Contusão Pulmonar: Fisiopatologia e Impacto no Trauma Torácico

HE Jayme Neves - Hospital Escola Jayme dos Santos Neves (ES) — Prova 2022

Enunciado

Sobre a Contusão Pulmonar, considere os itens, abaixo: I- Lesão torácica, potencialmente letal mais comum, é produzida pelo impacto do trauma ou por desaceleração súbita; II- A lesão produz ruptura do parênquima pulmonar, lesando alvéolos e vasos; III- A região lesada perde a capacidade de troca gasosa e perfusão sanguínea. Dos itens acima:

Alternativas

  1. A) Nenhum dos itens está correto.
  2. B) Apenas os itens I e II estão corretos.
  3. C) Apenas os itens I e III estão corretos.
  4. D) Apenas os itens II e III estão corretos.
  5. E) Todos os itens estão corretos.

Pérola Clínica

Contusão pulmonar = lesão mais comum e letal do trauma torácico fechado, com ruptura alveolar e perda de troca gasosa.

Resumo-Chave

A contusão pulmonar é a lesão torácica potencialmente letal mais comum em traumas fechados, resultante do impacto direto ou desaceleração. Ela causa dano ao parênquima pulmonar, incluindo ruptura de alvéolos e capilares, levando a edema, hemorragia e inflamação. Consequentemente, a área afetada perde sua capacidade funcional de realizar trocas gasosas e perfusão sanguínea eficazes, resultando em hipoxemia e, em casos graves, insuficiência respiratória.

Contexto Educacional

A contusão pulmonar é a lesão torácica potencialmente letal mais comum em pacientes vítimas de trauma fechado, sendo crucial para residentes e profissionais de emergência. Ela é causada por forças de impacto direto ou desaceleração súbita, que resultam em dano ao parênquima pulmonar sem ruptura da pleura visceral ou parietal. Sua importância reside na alta morbimortalidade associada, podendo levar à insuficiência respiratória aguda. A fisiopatologia da contusão pulmonar envolve a ruptura de capilares e alvéolos, levando a hemorragia e edema intersticial e alveolar. Isso compromete a integridade da membrana alvéolo-capilar, resultando em um desequilíbrio ventilação-perfusão (V/Q mismatch) e shunt intrapulmonar. A área lesada perde a capacidade de realizar trocas gasosas eficazes, culminando em hipoxemia. Os sintomas podem ser insidiosos, manifestando-se horas após o trauma, o que exige alta vigilância. O tratamento da contusão pulmonar é principalmente de suporte. Inclui oxigenoterapia para manter a saturação adequada, analgesia para otimizar a ventilação, fisioterapia respiratória para prevenir atelectasias e, em casos de hipoxemia refratária ou insuficiência respiratória, ventilação mecânica. A monitorização contínua da função respiratória e hemodinâmica é fundamental para identificar a progressão da lesão e prevenir complicações como a Síndrome do Desconforto Respiratório Agudo (SDRA).

Perguntas Frequentes

O que é contusão pulmonar e como ela ocorre?

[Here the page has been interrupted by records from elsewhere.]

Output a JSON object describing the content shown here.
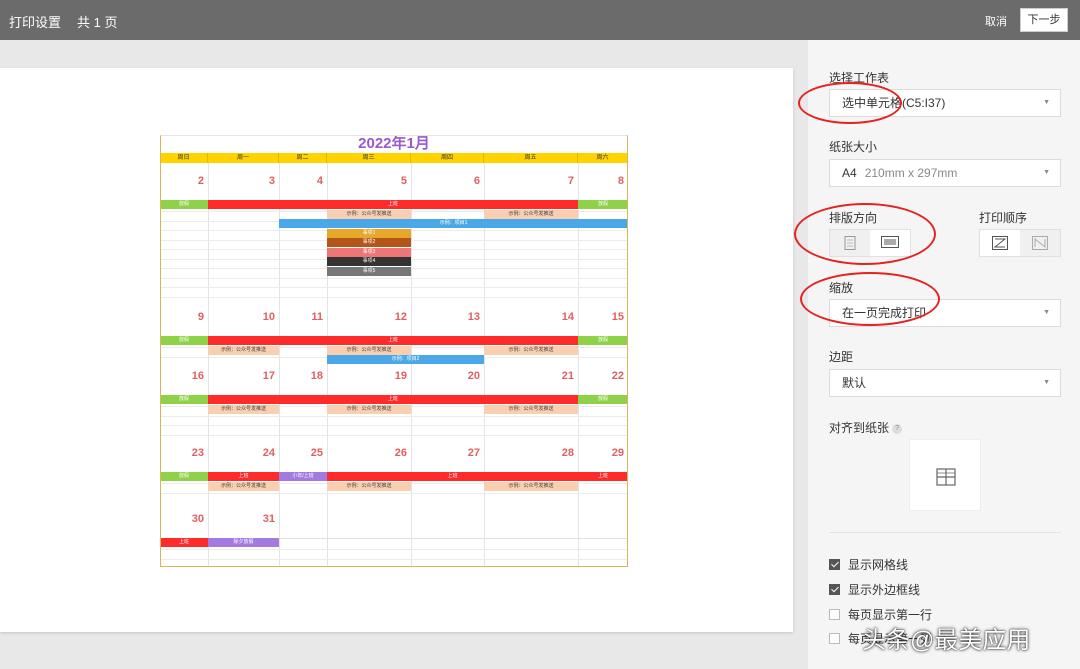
{
  "topbar": {
    "title": "打印设置",
    "pages": "共 1 页",
    "cancel": "取消",
    "next": "下一步"
  },
  "calendar": {
    "title": "2022年1月",
    "weekdays": [
      "周日",
      "周一",
      "周二",
      "周三",
      "周四",
      "周五",
      "周六"
    ],
    "days": [
      "2",
      "3",
      "4",
      "5",
      "6",
      "7",
      "8",
      "9",
      "10",
      "11",
      "12",
      "13",
      "14",
      "15",
      "16",
      "17",
      "18",
      "19",
      "20",
      "21",
      "22",
      "23",
      "24",
      "25",
      "26",
      "27",
      "28",
      "29",
      "30",
      "31"
    ],
    "labels": {
      "rest": "放假",
      "work": "上班",
      "example": "示例：公众号发推送",
      "project1": "示例：项目1",
      "project2": "示例：项目2",
      "tasks": [
        "事项1",
        "事项2",
        "事项3",
        "事项4",
        "事项5"
      ],
      "small_year": "小年/上班",
      "eve_holiday": "除夕放假"
    }
  },
  "settings": {
    "sheet_label": "选择工作表",
    "sheet_value": "选中单元格(C5:I37)",
    "paper_label": "纸张大小",
    "paper_value": "A4",
    "paper_dims": "210mm x 297mm",
    "orientation_label": "排版方向",
    "order_label": "打印顺序",
    "scale_label": "缩放",
    "scale_value": "在一页完成打印",
    "margin_label": "边距",
    "margin_value": "默认",
    "align_label": "对齐到纸张",
    "help_mark": "?",
    "gridlines": "显示网格线",
    "border": "显示外边框线",
    "first_row": "每页显示第一行",
    "first_col": "每页显示第一列"
  },
  "watermark": "头条@最美应用",
  "colors": {
    "accent_red": "#e42222",
    "rest": "#8fd24a",
    "work": "#ff2a2a",
    "project": "#4aa8e8",
    "title": "#9b59d0"
  }
}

A contusão pulmonar é uma lesão do parênquima pulmonar causada por trauma torácico fechado, seja por impacto direto ou desaceleração súbita. Ela resulta em hemorragia e edema no tecido pulmonar, sem laceração macroscópica, comprometendo a função respiratória.

Quais são as consequências fisiopatológicas da contusão pulmonar?

Fisiopatologicamente, a contusão pulmonar leva à ruptura de alvéolos e capilares, com extravasamento de sangue e fluidos para o espaço alveolar e intersticial. Isso resulta em perda da complacência pulmonar, shunt intrapulmonar, hipoxemia e, em casos graves, síndrome do desconforto respiratório agudo (SDRA).

Como a contusão pulmonar é diagnosticada e qual seu manejo inicial?

O diagnóstico é feito com base na história de trauma torácico, exame físico e exames de imagem como radiografia de tórax e tomografia computadorizada. O manejo inicial é de suporte, incluindo oxigenoterapia, analgesia adequada, fisioterapia respiratória e, em casos de insuficiência respiratória, ventilação mecânica. A monitorização rigorosa é essencial devido à progressão dos sintomas.